七年来,我们把最绚烂的青春献给了一份报纸的成长。
我看到他们的成长

乔宏阁
1999年,我32岁,自以为还在青春的末梢。把最后的韶华交给山西晚报,我无悔。
而我的那些年轻或曾经年轻的同事,他们的青春何尝不也融入了晚报的事业。7年前的秋冬之际,曹廷国、陈丽芳和我一起走进晚报社会部,在兴奋和忙碌中开始了这张崭新报纸的创业之旅。那时候,他们两位都是27岁。比他们更年轻的新闻部记者侯锐,当时只有24岁,风华正茂。后来,刘捷、霍雪飞来了,董伟伟、温丽芳来了,段树聪、安蔚来了,杨晶、刘铁军来了……他们都是那样的青春勃发。夜班编辑张宏宇,生于1984年;车队的杨波、杨志跟张宏宇一般大;还有更年轻的,呼叫中心的李飞飞、杨洲芬,都是1985年生人。多么让人羡慕的年纪啊。青春的气势不可阻挡,青春的力量推动晚报蒸蒸日上。

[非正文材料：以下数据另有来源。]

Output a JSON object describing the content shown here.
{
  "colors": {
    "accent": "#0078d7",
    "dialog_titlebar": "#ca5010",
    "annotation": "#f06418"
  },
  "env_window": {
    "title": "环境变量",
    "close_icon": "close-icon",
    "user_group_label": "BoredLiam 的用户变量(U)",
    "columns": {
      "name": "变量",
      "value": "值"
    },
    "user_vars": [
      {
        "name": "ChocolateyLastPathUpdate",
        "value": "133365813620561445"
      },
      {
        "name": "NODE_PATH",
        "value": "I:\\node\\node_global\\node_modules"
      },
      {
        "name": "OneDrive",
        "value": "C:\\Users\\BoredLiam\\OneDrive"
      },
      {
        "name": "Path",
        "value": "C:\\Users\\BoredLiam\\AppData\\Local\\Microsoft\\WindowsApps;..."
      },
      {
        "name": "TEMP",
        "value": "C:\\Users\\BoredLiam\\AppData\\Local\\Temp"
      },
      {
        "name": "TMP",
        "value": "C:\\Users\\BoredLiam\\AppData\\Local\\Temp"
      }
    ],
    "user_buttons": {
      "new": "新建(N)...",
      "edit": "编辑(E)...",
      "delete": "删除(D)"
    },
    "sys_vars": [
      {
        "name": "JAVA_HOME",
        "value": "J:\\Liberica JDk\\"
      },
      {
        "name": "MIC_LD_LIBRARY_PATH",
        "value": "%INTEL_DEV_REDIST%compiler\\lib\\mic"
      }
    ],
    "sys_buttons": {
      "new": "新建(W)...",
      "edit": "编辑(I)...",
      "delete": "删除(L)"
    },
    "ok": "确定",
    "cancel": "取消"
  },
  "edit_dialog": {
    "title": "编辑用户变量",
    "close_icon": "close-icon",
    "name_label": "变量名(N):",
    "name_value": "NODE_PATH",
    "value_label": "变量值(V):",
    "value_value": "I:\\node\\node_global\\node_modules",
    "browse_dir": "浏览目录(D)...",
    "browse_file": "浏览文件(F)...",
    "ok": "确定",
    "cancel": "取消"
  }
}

伴随一茬又一茬后来者“老师”的尊称,曹廷国、陈丽芳、侯锐们青春渐逝。不经意间,细纹爬上他们曾经年轻的面庞。在把人生中最美好的年华交付晚报后,他们也渐别韶光。晚报回馈他们的,是身心的磨砺和才干的增长。当初的那些创业者,如今已是这支团队的中坚力量。而比他们年轻的同事,也循着他们的路径,付出青春,收获成长。我还记得刘捷才来时腼腆的模样:跟不熟悉的人说话,未曾开口,已羞得两颊绯红。而今的她,采访中遇到再多的陌生者也总是那样从容不迫。前些天,晚报举行记者报告会,刘捷最后一个登场。面对数百名读者和同事,讲台上的她收放自如,神采飞扬。听着满场的掌声一次又一次为她齐响,我不由得心生慨叹:岁月真是一位伟大的雕塑师,经他的雕琢,昨天的青涩幼稚,今天已然成熟稳健。
不是谁都有机会跟这么多青年人共事。我想,即便很多年以后,我仍不会忘记这些曾和我手挽手向前冲的年轻战友,不会忘记他们在山西晚报的成长。